Tuesday, March 30, 2010

"Macbeth" at the Guthrie


I saw the Guthrie Theater's production of "Macbeth" a few weeks ago, and it was quite impressive. I've read "Macbeth" before, I think in both high school and college, but for whatever reason, I had never seen it on stage before. The Guthrie chose to present it without an intermission, which made for an intense experience. With a running time of two hours, it definitely makes sense, because the play is so compact and thrilling, but it's so bloody that the tension level just goes up and up until finally, mercifully, the play is over.


"Macbeth" is quite a fascinating play. Does Macbeth have free will over what happens, or is he doomed by the witches' prophecy that he will become king? There's no easy answer to this question. Macbeth could simply wait and see if somehow he will become king without killing Duncan, the current king. Macbeth even alludes to this, saying, "If chance will have me king, why, chance may crown me without my stir." (Act 1, Scene 3) But then he and Lady Macbeth decide to go ahead with their evil plan and slay Duncan as he sleeps in their castle. It could be that the witches merely plant the idea of becoming king in Macbeth's head, that they tap into the latent ambition that is already inside of him. Reading the introduction to my handy Bantam Classics edition of "Macbeth," editors David Bevington and David Scott Kastan say something similar. Bevington and Kastan remind us that Macbeth and Lady Macbeth have discussed killing Duncan before, thus "the witches appear after the thought, not before." Furthermore, "Elizabethans would probably understand that evil spirits such as witches appear when summoned, whether by our conscious or unconscious minds." According to this reading, Macbeth's murderous thoughts summon up agents of evil, which in turn strengthen his ambition to become king, whatever the costs. And since the witches say that Macbeth is to be king, who is he to argue with them?
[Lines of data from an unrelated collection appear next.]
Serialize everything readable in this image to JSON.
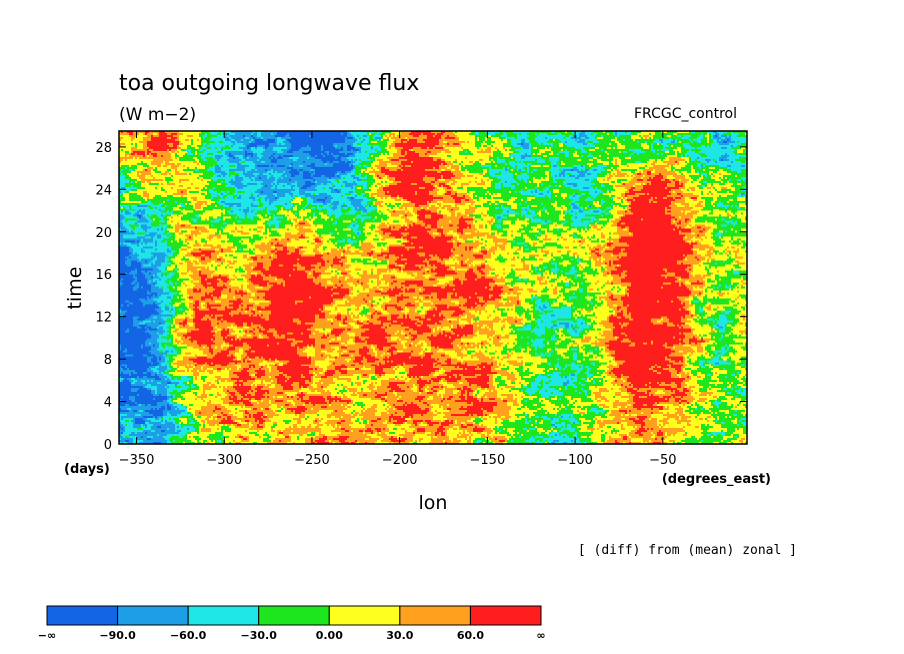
{
  "chart_data": {
    "type": "heatmap",
    "title": "toa outgoing longwave flux",
    "units": "(W m−2)",
    "dataset_label": "FRCGC_control",
    "xlabel": "lon",
    "ylabel": "time",
    "xunits": "(degrees_east)",
    "yunits": "(days)",
    "note": "[ (diff) from (mean) zonal ]",
    "xlim": [
      -360,
      -2
    ],
    "ylim": [
      0,
      29.5
    ],
    "xticks": [
      -350,
      -300,
      -250,
      -200,
      -150,
      -100,
      -50
    ],
    "yticks": [
      0,
      4,
      8,
      12,
      16,
      20,
      24,
      28
    ],
    "levels": [
      -90,
      -60,
      -30,
      0,
      30,
      60
    ],
    "level_labels": [
      "−∞",
      "−90.0",
      "−60.0",
      "−30.0",
      "0.00",
      "30.0",
      "60.0",
      "∞"
    ],
    "colors": [
      "#1464e6",
      "#1e9ee6",
      "#1ee6e6",
      "#1ee61e",
      "#ffff1e",
      "#ffa01e",
      "#ff1e1e"
    ],
    "features": [
      {
        "kind": "convective-band",
        "sign": "negative",
        "from": [
          -330,
          1.5
        ],
        "to": [
          -2,
          27.5
        ],
        "width_deg": 34
      },
      {
        "kind": "convective-band",
        "sign": "negative",
        "from": [
          -360,
          16
        ],
        "to": [
          -240,
          29.5
        ],
        "width_deg": 30
      },
      {
        "kind": "dry-band",
        "sign": "positive",
        "from": [
          -310,
          9.5
        ],
        "to": [
          -2,
          23.5
        ],
        "width_deg": 26
      },
      {
        "kind": "dry-band",
        "sign": "positive",
        "from": [
          -300,
          0.5
        ],
        "to": [
          -160,
          7
        ],
        "width_deg": 30
      },
      {
        "kind": "dry-patch",
        "sign": "positive",
        "center": [
          -190,
          26.5
        ],
        "radius_deg": 30
      },
      {
        "kind": "dry-patch",
        "sign": "positive",
        "center": [
          -310,
          19
        ],
        "radius_deg": 28
      },
      {
        "kind": "dry-patch",
        "sign": "positive",
        "center": [
          -340,
          28
        ],
        "radius_deg": 22
      },
      {
        "kind": "dry-patch",
        "sign": "positive",
        "center": [
          -60,
          8
        ],
        "radius_deg": 28
      },
      {
        "kind": "dry-patch",
        "sign": "positive",
        "center": [
          -260,
          17
        ],
        "radius_deg": 22
      },
      {
        "kind": "dry-patch",
        "sign": "positive",
        "center": [
          -55,
          21
        ],
        "radius_deg": 22
      }
    ]
  }
}
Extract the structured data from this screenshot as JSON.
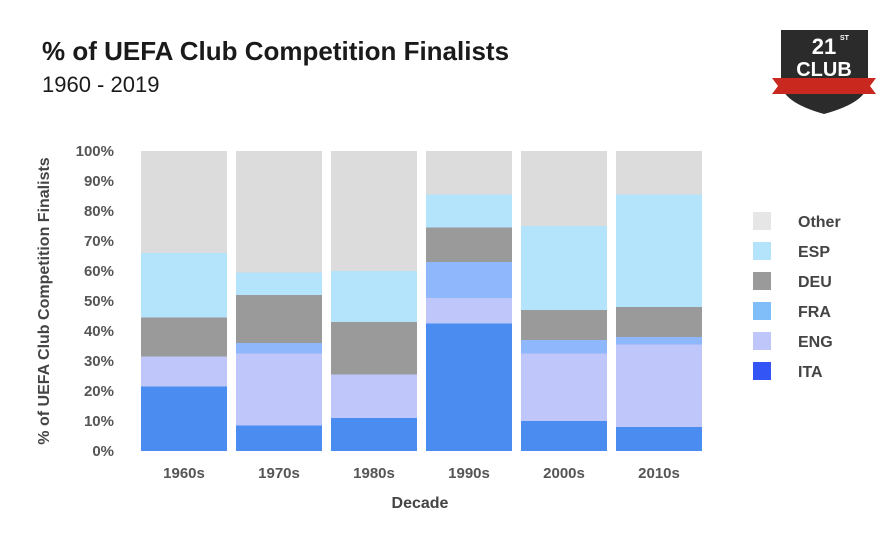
{
  "header": {
    "title": "% of UEFA Club Competition Finalists",
    "subtitle": "1960 - 2019"
  },
  "logo": {
    "number": "21",
    "superscript": "ST",
    "word": "CLUB",
    "colors": {
      "shield": "#2b2b2b",
      "ribbon": "#c8281e"
    }
  },
  "chart_data": {
    "type": "bar",
    "stacked": true,
    "categories": [
      "1960s",
      "1970s",
      "1980s",
      "1990s",
      "2000s",
      "2010s"
    ],
    "series": [
      {
        "name": "ITA",
        "color": "#4a8cf0",
        "values": [
          21.5,
          8.5,
          11,
          42.5,
          10,
          8
        ]
      },
      {
        "name": "ENG",
        "color": "#bfc6fa",
        "values": [
          10,
          24,
          14.5,
          8.5,
          22.5,
          27.5
        ]
      },
      {
        "name": "FRA",
        "color": "#8fb7fb",
        "values": [
          0,
          3.5,
          0,
          12,
          4.5,
          2.5
        ]
      },
      {
        "name": "DEU",
        "color": "#9a9a9a",
        "values": [
          13,
          16,
          17.5,
          11.5,
          10,
          10
        ]
      },
      {
        "name": "ESP",
        "color": "#b3e4fb",
        "values": [
          21.5,
          7.5,
          17,
          11,
          28,
          37.5
        ]
      },
      {
        "name": "Other",
        "color": "#dcdcdc",
        "values": [
          34,
          40.5,
          40,
          14.5,
          25,
          14.5
        ]
      }
    ],
    "xlabel": "Decade",
    "ylabel": "% of UEFA Club Competition Finalists",
    "ylim": [
      0,
      100
    ],
    "yticks": [
      "0%",
      "10%",
      "20%",
      "30%",
      "40%",
      "50%",
      "60%",
      "70%",
      "80%",
      "90%",
      "100%"
    ],
    "grid": false,
    "legend": {
      "placement": "right",
      "entries": [
        {
          "name": "Other",
          "color": "#e6e6e6"
        },
        {
          "name": "ESP",
          "color": "#b3e4fb"
        },
        {
          "name": "DEU",
          "color": "#9a9a9a"
        },
        {
          "name": "FRA",
          "color": "#7fbef9"
        },
        {
          "name": "ENG",
          "color": "#bfc6fa"
        },
        {
          "name": "ITA",
          "color": "#3355f5"
        }
      ]
    }
  }
}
In a way, "Macbeth" reminds me of "Oedipus Rex." Both characters are faced with a prophecy. The prophecy that Oedipus hears is that he will kill his father and marry his mother. Oedipus's reaction is to run as far away from the prophecy as he can, but he unwittingly fulfills it. Macbeth, on the other hand, runs as fast as he can towards the prophecy that he will be king, and, of course, fulfills it. The problem is that both men do not know how to interpret the prophecies. After Macbeth is king, he is told by the witches that he cannot be killed by a man "of woman born." Macbeth then becomes full of hubris, blind to the fact that there might be a loophole. (The loophole is Macduff, who was "from his mother's womb untimely ripped.") Does hearing the prophecy change Macbeth's actions, or would he have acted in the same way even if he didn't know of the prophecy? Perhaps the prophecies just bring to the surface the evil that lurks under Macbeth's surface.


The Guthrie's production was quite good, with a number of striking visual tableaux that seemed very cinematic to me. The blood on Macbeth and Lady Macbeth's hands in the murder scene was disturbing, it made me nearly sick to my stomach. It made the murders seem much more real. The acting was fine, with a particularly good performance from Michelle O'Neill as Lady Macbeth. Erik Heger was good as Macbeth, but he didn't bring a lot of charm or personality to the role. There is a wonderful quote from a poem, "The Cup," by Alfred, Lord Tennyson that was included in the program:


"I heard a saying in Egypt, that ambition

Is like the sea wave, which the more you drink,

The more you thirst-yea-drink too much, as men

Have done on rafts of wreck-it drives you mad."


What fitting lines for this strange and terrifying play.

1 comment:

Uncle E said...

When I was living in eastern Canada there was a town called Stratford (halfway between Toronto and London) that was famous for it's Shakespeare festivals. Even had an Avon river (more like a creek, really). Boy do I miss it, and Macbeth was by far my favorite.